What advice would senior executives and recent graduates working for the UK’s most popular employers give to job hunting students? The UK 300 lists the UK’s 300 most sought-after graduate recruiters, and we’ve picked the brains of both senior staff and recent recruits working in these household-name businesses to bring you some inspirational tips that will help you get hired.
If you’ve come to regard job hunting as a painful necessity, you might be pleasantly surprised: the overall message that emerged from our research was that optimism and persistence pay off. Here are five key tips from the top for successful job hunting:
- Be bold when choosing roles to apply for
- Figure out how to present your degree in the best possible light
- Know what you enjoy
- Turn your personal development into a story
- Get your nerves under control by practising with an audience
You can find out more about the UK's most popular graduate recruiters from the UK 300.
‘I saw an advert for a role in corporate strategy and I thought “I can do half of what they are looking for and I guess I can learn the rest.”’ Phil Gilbert, director of customer solutions at E.ON, who joined the company as a graduate.
You don’t necessarily have to have to tick off every single requirement set out in the job ad. If you meet the essential criteria but don’t possess all the desired qualities, and you really want the job, it could pay off to take a chance and apply anyway.
Work out how to sell your degree
‘My interviewers’ first question was about my choice of degree. For me, it was about flipping around the question and saying what I could apply to a business context: my analytical abilities, my communication skills, my creativity, a fresh perspective and so on.’ Isabel Shaw, who finished university with a degree in English literature and has since joined the business graduate scheme at IBM.

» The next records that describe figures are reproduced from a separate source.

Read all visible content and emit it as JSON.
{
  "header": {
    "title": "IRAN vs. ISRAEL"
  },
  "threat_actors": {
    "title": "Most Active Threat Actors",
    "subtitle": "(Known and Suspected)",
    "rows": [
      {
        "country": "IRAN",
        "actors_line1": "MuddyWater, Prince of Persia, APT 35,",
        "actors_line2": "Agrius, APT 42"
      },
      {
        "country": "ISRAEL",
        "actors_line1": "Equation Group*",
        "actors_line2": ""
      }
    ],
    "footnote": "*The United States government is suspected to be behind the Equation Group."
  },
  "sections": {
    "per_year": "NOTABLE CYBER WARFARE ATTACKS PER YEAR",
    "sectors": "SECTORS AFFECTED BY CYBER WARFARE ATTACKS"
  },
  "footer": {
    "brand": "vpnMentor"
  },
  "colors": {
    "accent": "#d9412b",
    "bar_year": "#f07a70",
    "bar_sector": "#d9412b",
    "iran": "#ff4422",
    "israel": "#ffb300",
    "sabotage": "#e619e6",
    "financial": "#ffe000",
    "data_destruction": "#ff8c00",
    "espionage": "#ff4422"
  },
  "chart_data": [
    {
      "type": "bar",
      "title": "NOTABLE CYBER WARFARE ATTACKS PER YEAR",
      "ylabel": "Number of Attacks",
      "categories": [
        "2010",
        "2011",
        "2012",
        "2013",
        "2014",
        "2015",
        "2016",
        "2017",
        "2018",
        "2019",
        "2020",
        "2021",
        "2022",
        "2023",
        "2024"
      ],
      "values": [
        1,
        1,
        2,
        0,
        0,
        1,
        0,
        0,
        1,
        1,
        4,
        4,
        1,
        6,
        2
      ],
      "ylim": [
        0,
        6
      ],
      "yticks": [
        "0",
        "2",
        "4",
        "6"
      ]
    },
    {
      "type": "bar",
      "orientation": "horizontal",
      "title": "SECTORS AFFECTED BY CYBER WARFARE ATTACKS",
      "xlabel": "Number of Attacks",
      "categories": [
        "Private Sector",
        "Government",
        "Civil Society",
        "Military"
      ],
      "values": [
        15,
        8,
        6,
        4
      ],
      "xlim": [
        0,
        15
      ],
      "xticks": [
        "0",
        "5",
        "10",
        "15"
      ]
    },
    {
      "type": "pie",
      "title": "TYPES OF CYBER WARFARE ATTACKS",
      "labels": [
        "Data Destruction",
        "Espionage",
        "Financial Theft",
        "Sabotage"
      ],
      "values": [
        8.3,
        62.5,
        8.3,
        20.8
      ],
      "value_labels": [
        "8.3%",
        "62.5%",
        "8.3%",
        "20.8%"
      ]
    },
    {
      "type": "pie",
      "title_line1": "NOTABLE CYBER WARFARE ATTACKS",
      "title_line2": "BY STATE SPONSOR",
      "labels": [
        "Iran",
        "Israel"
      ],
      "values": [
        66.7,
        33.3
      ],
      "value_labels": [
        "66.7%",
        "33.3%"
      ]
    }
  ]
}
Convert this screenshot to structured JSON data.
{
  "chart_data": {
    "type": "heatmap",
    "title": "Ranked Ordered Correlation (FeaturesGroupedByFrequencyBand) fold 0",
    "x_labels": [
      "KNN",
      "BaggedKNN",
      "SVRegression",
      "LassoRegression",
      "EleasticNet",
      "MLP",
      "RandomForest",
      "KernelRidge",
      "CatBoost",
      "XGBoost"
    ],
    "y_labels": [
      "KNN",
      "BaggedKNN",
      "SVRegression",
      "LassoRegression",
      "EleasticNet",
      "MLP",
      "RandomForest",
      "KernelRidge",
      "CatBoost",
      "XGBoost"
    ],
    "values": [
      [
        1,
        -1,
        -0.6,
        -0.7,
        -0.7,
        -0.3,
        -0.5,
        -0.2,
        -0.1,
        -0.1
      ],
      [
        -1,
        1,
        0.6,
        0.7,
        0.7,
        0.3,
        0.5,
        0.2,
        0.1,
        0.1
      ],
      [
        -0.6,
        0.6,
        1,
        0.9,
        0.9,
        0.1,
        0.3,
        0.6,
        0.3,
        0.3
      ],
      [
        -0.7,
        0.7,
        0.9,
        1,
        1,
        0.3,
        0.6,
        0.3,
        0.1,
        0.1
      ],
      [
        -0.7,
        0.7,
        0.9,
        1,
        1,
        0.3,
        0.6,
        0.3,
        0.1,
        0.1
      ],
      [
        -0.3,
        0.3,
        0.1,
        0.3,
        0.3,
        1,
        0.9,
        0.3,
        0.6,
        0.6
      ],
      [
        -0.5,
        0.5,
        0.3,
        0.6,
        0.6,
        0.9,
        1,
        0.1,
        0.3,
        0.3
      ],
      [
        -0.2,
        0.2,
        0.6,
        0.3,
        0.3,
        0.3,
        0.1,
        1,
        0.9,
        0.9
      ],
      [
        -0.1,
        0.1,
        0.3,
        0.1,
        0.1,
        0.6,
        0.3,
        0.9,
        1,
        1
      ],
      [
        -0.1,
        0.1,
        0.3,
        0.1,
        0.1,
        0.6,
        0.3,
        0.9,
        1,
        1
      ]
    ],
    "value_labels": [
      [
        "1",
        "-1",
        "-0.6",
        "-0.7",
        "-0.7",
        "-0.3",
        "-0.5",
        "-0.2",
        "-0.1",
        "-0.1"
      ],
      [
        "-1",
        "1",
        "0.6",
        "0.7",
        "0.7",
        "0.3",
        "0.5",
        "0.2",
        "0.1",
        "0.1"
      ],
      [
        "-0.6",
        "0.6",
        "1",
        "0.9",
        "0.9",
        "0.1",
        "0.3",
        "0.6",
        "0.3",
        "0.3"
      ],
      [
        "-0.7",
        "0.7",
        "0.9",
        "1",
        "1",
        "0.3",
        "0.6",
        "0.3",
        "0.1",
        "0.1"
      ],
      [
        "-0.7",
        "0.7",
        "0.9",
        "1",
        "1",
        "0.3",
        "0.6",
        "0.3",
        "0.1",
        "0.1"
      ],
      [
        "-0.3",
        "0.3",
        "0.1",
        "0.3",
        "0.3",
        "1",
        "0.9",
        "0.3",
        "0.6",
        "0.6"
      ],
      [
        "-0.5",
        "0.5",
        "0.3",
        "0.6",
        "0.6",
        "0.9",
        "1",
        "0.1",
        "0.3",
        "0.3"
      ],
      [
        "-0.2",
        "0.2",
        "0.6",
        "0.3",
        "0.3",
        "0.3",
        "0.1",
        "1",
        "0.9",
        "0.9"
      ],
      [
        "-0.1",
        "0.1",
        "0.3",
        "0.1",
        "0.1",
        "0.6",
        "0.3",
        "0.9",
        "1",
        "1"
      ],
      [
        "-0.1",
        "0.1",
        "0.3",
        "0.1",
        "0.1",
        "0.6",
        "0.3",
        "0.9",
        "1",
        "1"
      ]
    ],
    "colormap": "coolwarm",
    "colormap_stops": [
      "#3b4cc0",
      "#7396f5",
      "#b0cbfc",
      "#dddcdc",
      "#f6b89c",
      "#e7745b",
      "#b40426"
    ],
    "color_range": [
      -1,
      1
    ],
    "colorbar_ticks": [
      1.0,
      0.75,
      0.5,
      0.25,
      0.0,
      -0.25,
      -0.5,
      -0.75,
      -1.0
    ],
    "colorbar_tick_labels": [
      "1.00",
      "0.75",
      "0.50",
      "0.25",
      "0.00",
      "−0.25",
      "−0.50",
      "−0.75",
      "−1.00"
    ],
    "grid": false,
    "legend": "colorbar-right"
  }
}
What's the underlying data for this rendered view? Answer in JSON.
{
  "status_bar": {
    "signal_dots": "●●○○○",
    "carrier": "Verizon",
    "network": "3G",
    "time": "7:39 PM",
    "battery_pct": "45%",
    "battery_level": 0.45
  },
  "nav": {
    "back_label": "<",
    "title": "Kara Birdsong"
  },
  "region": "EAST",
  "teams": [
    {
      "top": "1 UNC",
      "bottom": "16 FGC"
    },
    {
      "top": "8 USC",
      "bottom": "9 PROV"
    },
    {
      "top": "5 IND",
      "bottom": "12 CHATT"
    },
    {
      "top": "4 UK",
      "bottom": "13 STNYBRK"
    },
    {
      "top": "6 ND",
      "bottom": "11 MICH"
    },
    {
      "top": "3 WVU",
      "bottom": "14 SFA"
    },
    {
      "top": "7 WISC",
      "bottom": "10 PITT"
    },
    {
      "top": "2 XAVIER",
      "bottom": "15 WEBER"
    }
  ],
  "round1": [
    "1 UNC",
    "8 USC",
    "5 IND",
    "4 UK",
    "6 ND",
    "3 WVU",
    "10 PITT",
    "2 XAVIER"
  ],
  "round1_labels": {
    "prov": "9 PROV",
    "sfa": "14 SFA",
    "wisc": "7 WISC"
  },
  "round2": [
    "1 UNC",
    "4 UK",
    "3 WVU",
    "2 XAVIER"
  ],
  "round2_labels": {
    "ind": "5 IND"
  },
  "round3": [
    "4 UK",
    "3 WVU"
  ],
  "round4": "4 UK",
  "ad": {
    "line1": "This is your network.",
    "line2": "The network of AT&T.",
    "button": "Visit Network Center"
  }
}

Whatever graduate job or scheme you apply for, you’ll need to explain how your degree course has helped to develop the skills you’ll need at work. Isabel’s approach is a good model for arts graduates applying for roles in business and management.
Know what you enjoy
‘If I have ten candidates with a 2.1 in front of me, I’m looking for something to differentiate them. Build life skills, such as leadership, and get experience that can demonstrate these. Use things you enjoy in life to build them, by, for instance, captaining a sports team or doing charity work.’ Debbie Steane, director of customer supply chain innovation for a Johnson & Johnson company.
Your extracurricular activities can make a huge difference when it comes to getting hired. Make good use of them in your applications and interviews by highlighting the skills they’ve enabled you to develop. You’re more likely to succeed at activities you enjoy, whether it’s sport, drama, student journalism or volunteering, and your enthusiasm and commitment will come across. Also, don’t underestimate the value of work experience such as part-time bar or retail work, and be prepared to talk about aspects of these jobs that you enjoyed.
Tell your story
‘Record any achievements outside of your degree as you do them: firstly, because it can be hard to remember the details a couple of years later and secondly because it will show you how you have developed and help you build a “narrative” for interviews.’ Spike van der Vilet-Firth, a national management trainee on the national graduate development programme run by the Local Government Association.
Keeping notes on your degree, work experience and extracurricular activities throughout your time at university will give you a head start when the time comes to apply for jobs. However, it’s not just about keeping track of what you’ve done; it’s also about being able to retrace your steps and make sense of your development so that you can explain it at interview. This will make it easy for recruiters to understand how you’ve come to be in a position to offer them the key skills and competencies they’re looking for.
Manage nerves with a dress rehearsal
‘I think the main reason I got a job with CGI was how prepared I was. The interview process included a written exercise (completed before the assessment day) and a presentation. I’d practised and practised in front of friends and family beforehand. This helped me to overcome my nerves and come across as confident.’ Abbie Maidment, service consultant for the public sector at CGI.
If you are invited to prepare a presentation in advance, practising in front of an audience will help you control your nerves. Thorough preparation for interviews and assessment centres will help you to come across as well-informed, articulate and confident and puts you in the best possible position to show recruiters what you’re capable of.